RESEARCH REPORT

Monthly Bond Market and Rating Snapshot - February 2020 - Full Report

Report ID 60491 Popularity 1863 views 25 downloads 
Report Date Mar 2020 Product  
Research Type Fixed Income Bond Market Update Sector Bond Market Update - Bond Market Update
Price (RM)
Normal: RM300.00        
  Add to Cart
Rationale

Global Markets     

IHS Markit’s flash reading for the US Composite Output Index registered the steepest contraction in more than six years amid COVID-19 outbreak. In Europe, the ECB said that policy easing measures and a fiscal push are needed for inflation to return. In the UK, pay growth moderated in the private services sector but remained steady in the public services sector and the manufacturing sector. In China, total social financing surged to an all-time high as the government sought to support the economy suffering from COVID-19. The outbreak took its toll on the Chinese economy with the PMI for both manufacturing and non-manufacturing sectors plunging amid factory closures and labour shortages.

Malaysian Government Bond Market

In February, the total combined outstanding MGS/GII rose to RM781.7 billion (January: RM769.7 billion). The increase was attributed to the significant increase in gross issuance activity with GII dominating and contributing RM8.0 billion (January: RM3.5 billion) towards total issuance. In the secondary market, MGS yields across the curve continued to tighten amid a weak domestic economic outlook that gave support for the current low yield levels and raised expectations of further cuts in the OPR. The worsening COVID-19 outbreak and the government’s announcement of a stimulus package for 2020 further strengthened the risk-off sentiment.

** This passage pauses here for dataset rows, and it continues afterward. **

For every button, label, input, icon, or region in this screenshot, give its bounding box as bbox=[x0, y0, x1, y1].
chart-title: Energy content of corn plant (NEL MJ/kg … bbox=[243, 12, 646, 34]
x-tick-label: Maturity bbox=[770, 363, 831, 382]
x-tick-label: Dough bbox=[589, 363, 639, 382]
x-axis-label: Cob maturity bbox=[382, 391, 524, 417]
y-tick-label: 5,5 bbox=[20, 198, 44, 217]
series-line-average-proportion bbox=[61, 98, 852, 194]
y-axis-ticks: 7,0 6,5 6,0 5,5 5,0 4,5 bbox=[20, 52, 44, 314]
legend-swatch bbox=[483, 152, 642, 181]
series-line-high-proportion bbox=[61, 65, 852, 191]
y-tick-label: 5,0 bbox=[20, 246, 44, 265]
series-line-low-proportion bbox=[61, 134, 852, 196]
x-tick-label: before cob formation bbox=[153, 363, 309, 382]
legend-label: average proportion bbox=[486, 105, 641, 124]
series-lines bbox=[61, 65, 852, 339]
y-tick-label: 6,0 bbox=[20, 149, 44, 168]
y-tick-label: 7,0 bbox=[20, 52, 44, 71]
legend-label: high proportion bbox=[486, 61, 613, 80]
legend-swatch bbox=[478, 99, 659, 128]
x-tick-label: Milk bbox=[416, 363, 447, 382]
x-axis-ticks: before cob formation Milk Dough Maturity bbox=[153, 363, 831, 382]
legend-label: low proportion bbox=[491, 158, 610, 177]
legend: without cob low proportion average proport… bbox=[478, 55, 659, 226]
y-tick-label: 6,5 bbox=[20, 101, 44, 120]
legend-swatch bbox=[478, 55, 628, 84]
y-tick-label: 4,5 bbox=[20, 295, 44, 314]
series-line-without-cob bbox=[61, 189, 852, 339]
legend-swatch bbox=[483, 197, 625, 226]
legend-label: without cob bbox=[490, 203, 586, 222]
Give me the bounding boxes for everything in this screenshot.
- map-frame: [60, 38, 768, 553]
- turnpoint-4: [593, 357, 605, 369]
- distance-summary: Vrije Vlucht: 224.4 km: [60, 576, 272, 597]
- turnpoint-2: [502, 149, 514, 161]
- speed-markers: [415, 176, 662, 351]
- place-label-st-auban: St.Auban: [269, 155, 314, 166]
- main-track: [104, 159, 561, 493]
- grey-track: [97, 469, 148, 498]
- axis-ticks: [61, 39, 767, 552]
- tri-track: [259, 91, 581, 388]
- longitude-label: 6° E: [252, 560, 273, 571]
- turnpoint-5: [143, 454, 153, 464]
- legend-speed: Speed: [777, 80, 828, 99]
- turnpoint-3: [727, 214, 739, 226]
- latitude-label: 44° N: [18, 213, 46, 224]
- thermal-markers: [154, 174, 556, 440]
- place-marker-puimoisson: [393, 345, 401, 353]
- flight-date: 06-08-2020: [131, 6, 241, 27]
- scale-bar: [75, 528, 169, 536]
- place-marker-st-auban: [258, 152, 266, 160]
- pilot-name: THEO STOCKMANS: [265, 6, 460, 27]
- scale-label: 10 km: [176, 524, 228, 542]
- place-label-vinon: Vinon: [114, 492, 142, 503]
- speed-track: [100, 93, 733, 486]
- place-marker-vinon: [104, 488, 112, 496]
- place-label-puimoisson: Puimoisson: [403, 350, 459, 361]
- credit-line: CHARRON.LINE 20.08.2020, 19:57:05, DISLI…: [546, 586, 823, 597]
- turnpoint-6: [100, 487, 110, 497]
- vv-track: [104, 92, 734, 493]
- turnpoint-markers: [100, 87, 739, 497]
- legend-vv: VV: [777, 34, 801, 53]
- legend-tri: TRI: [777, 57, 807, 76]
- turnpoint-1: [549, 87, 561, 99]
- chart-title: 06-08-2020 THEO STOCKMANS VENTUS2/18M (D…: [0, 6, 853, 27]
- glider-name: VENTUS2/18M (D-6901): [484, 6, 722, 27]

Malaysian Corporate Bond Market

Gross issuance of long-term corporate bonds picked up higher by RM6.6 billion m-o-m to RM10.7 billion (January: 4.1 billion) as corporate bond issuers took their cue from the current low yield environment to raise more funds. Large volume prints mostly came from the quasi-government segment, which was led by Prasarana Malaysia Bhd’s RM3.5 billion sukuk issued in five tranches. In the secondary market, corporate bond benchmark yields drifted lower on continued strong interest in especially quasi-government as well as AAA and AA-rated bonds. Benchmark yields for AAA, AA and A-rated fell by 12bps to 37bps (January: 13bps to 32bps).

MARC Rating Activities

In February, MARC assigned a final rating of AA-IS /Stable to TG Excellence Bhd’s proposed RM3.0 billion Perpetual Sukuk Wakalah Programme, as well as a preliminary rating of AAA/Stable on Bank Pembangunan Malaysia’s proposed RM5.0 billion IMTN programme. MARC also affirmed a total of three issue ratings with stable outlook under three different issuers, as well as Bank Pembangunan Malaysia’s AAA/Stable FI rating. By end-February, PLUS’ AAAIS /Stable rating on its RM23.35 billion Sukuk Musharakah Programme remained on MARCWatch Developing.

Foreign Holdings of Local Bonds

Foreign investors turned net sellers of local bonds in February. However, the local bond market remained resilient, suggesting support from onshore investors. Foreign holdings of local bonds moderated by RM8.1 billion to RM200.1 billion (January: RM208.2 billion), equivalent to 13.1% (January: 13.8%) of total outstanding local bonds. The decline in holdings was mainly attributed to the reduction in foreign holdings of MGS. Foreign demand was sapped by rising interest in safe-haven assets in developed markets especially USTs as the death toll from COVID-19’s global spread rose significantly.